Burkina Faso : Amnesty International expose les dernières photos de Leïla Alaoui

La photographe franco-marocaine Leila Alaoui a succombé à ses blessures le 19 janvier à Ouagadougou. © Leila Alaoui

À partir de ce 8 mars, les dernières images que l’objectif de Leïla Alaoui a capturées pour le compte d’Amnesty International avant sa mort tragique sont exposés au Burkina. Des portraits captivants de femmes dont le point commun est de lutter contre les violations de leurs droits.

Malika, Martine, Awa… Des portraits de femmes burkinabè qui luttent pour libérer leurs compatriotes du mariage forcé et de la violence, des regards tournés vers l’horizon, mêlant courage et défi. Comme pour signifier que, derrière chaque peine, il y a toujours un espoir…

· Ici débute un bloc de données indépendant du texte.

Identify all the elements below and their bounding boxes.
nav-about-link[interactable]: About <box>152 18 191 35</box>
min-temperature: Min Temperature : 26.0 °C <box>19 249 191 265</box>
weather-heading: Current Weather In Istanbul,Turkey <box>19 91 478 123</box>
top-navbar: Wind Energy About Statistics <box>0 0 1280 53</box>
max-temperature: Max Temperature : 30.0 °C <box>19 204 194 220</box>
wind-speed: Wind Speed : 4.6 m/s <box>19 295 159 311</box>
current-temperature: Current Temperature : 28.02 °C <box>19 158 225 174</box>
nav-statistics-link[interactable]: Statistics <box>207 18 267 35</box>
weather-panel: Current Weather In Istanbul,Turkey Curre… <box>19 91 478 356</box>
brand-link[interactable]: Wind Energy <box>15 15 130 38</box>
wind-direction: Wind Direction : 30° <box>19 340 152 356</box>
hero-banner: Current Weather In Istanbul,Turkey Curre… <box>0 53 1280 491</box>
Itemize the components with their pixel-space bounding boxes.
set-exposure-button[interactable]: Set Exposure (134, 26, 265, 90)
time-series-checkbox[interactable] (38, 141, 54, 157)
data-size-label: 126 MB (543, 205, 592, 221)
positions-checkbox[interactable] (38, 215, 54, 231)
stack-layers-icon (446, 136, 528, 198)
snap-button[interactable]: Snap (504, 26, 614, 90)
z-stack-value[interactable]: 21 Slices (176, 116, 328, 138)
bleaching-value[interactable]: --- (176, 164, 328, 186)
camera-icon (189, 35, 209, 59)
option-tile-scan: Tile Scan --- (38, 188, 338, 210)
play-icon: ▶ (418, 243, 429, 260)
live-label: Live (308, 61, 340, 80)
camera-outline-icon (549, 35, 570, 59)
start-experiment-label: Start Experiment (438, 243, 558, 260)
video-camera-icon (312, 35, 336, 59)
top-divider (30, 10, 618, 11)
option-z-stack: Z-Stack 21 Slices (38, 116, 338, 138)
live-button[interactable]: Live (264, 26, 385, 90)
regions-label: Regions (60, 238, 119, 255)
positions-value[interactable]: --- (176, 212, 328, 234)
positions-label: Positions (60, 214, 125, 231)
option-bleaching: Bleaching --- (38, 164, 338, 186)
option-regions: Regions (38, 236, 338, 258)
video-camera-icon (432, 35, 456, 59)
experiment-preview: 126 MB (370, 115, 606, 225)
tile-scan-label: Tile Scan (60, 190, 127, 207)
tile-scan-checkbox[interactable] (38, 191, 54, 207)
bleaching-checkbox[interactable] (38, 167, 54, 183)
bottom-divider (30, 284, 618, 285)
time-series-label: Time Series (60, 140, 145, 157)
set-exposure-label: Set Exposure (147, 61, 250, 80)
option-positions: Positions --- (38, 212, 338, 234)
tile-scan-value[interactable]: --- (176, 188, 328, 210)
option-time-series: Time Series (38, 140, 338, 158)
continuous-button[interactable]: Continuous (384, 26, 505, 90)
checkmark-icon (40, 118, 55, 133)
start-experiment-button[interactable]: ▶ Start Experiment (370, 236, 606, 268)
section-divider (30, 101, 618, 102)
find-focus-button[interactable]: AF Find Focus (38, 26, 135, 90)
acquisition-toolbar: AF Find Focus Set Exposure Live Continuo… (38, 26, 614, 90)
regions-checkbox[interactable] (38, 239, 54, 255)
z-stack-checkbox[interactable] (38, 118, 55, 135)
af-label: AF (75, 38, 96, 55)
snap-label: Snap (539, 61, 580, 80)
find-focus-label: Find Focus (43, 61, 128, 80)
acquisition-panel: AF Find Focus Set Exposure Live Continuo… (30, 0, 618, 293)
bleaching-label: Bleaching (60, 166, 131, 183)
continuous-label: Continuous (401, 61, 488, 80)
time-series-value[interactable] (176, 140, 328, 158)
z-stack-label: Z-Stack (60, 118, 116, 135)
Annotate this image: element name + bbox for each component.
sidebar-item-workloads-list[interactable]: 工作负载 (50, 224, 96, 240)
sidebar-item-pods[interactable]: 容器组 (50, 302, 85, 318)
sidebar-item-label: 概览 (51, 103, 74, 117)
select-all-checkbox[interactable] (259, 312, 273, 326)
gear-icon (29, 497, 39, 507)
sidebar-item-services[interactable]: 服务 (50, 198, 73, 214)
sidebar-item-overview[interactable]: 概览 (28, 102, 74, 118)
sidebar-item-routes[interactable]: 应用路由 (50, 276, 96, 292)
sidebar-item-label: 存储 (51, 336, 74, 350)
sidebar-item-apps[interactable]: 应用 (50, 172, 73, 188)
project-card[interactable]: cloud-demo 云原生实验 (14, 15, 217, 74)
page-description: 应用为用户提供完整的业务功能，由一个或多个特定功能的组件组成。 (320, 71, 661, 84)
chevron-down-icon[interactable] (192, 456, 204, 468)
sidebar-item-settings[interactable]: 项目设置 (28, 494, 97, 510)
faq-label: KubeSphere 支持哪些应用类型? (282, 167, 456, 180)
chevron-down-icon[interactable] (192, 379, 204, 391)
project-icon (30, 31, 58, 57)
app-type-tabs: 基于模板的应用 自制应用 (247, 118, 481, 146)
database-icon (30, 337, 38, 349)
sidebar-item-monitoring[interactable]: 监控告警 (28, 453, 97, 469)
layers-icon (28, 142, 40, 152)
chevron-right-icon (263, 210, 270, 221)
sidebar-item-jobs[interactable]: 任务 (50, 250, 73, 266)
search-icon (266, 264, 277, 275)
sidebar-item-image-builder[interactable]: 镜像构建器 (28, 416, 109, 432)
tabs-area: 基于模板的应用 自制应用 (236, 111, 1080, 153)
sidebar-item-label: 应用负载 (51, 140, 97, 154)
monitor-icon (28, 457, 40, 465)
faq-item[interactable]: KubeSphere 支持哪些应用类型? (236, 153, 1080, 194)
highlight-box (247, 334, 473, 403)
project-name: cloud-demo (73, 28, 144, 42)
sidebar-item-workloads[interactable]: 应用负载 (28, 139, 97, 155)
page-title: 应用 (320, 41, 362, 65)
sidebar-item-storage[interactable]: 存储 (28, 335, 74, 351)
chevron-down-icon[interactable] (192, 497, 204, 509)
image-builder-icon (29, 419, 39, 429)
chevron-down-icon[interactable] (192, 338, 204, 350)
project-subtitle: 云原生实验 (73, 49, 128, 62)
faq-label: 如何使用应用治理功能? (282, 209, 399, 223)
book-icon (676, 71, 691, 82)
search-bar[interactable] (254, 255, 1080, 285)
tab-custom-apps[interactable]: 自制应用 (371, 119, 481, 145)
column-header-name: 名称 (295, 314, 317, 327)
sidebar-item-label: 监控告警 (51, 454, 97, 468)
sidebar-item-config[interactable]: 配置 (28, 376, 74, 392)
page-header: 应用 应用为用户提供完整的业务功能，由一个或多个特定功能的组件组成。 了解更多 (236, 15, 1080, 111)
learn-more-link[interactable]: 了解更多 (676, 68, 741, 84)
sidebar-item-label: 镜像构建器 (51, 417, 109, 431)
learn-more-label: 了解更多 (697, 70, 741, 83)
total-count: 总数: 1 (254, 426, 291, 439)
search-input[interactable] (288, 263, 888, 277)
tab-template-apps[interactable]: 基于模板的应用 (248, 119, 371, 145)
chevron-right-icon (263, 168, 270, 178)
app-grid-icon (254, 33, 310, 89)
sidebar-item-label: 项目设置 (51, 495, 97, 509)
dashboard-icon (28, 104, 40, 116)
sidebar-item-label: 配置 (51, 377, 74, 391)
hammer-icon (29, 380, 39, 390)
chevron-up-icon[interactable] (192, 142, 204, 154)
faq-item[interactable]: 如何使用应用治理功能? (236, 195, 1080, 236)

On ne peut pas rester insensible devant les photos prises par Leïla Alaoui avant sa mort et celle de son chauffeur Mahamadi dans l’attentat de Ouagadougou qui a fait 30 victimes dans la nuit du 15 au 16 janvier. Ce 8 mars, Amnesty International dévoile les derniers clichés que la photographe franco-marocaine a réalisés dans le cadre d’une exposition qui raconte l’histoire de femmes et de jeunes filles burkinabè dont les droits fondamentaux ont été violés.

Leila Alaoui for Amnesty International

Malika la slammeuse, photographiée le 13 janvier 2016. © Leila Alaoui for Amnesty International

« Ces femmes ont triomphé contre toute attente. Qu’elles aient été mariées de force alors qu’elles étaient encore des fillettes ou aient enduré des épreuves en tant que victimes de discrimination, elles ont toutes lutté pour protéger leurs droits dans l’espoir d’un avenir meilleur « , a déclaré Samira Daoud, directrice adjointe des campagnes pour la région Afrique centrale et Afrique de l’Ouest à Amnesty International. 

Faire ressortir l’espoir

À titre de symbole, l’exposition se tient à Ouahigouya, dans le nord du pays, la dernière ville où Leïla et son chauffeur se sont rendus dans le cadre de leur mission. Sur les 12 portraits exposés, 7 ont été réalisés par la photographe disparue. Elle a longuement rencontré ses modèles afin de bien comprendre leurs activités et leur façon de concevoir la vie. Une méthode de travail lui permet de trouver le ton juste pour chaque portrait et de faire ressortir, en toute sobriété, ce que ces femmes ont de digne et de positif face à la douleur de leur vécu.

Leila Alaoui for Amnesty International

Angèle Gondombo, le 12 janvier. © Leila Alaoui for Amnesty International

Au Burkina, les chiffres sur les mariages forcés sont accablants. Le pays occupe le 7e rang mondial s’agissant des mariages d’enfants. Une fille sur 10 est mariée avant l’âge de 15 ans. « Et plus de la moitié des femmes du pays sont mariées avant 18 ans », s’alarme l’ONG internationale. Par ailleurs, 17 % des femmes seulement utilisent la contraception – l’un des pourcentages les plus faibles au monde.

Les premiers résultats de la lutte

Mais «il y a matière à se réjouir », se félicite Amnesty International. La semaine dernière, le gouvernement burkinabé s’est engagé à fixer l’âge du mariage pour les filles à 18 ans et à garantir la gratuité des soins pour les femmes enceintes, en vue de faire baisser le taux de mortalité maternelle. 

Leila Alaoui for Amnesty International

Awa Ouédraogo, le 13 janvier. © Leila Alaoui for Amnesty International

Un petit mot d’adieu accompagnera cette exposition forte en émotions, qui se déplacera à Ouagadougou le 13 mars : un carnet de route détaillé sur les 5 jours qui ont réuni deux personnes dont les destins ont été immédiatement et à tout jamais liés : Leïla et Mahamadi.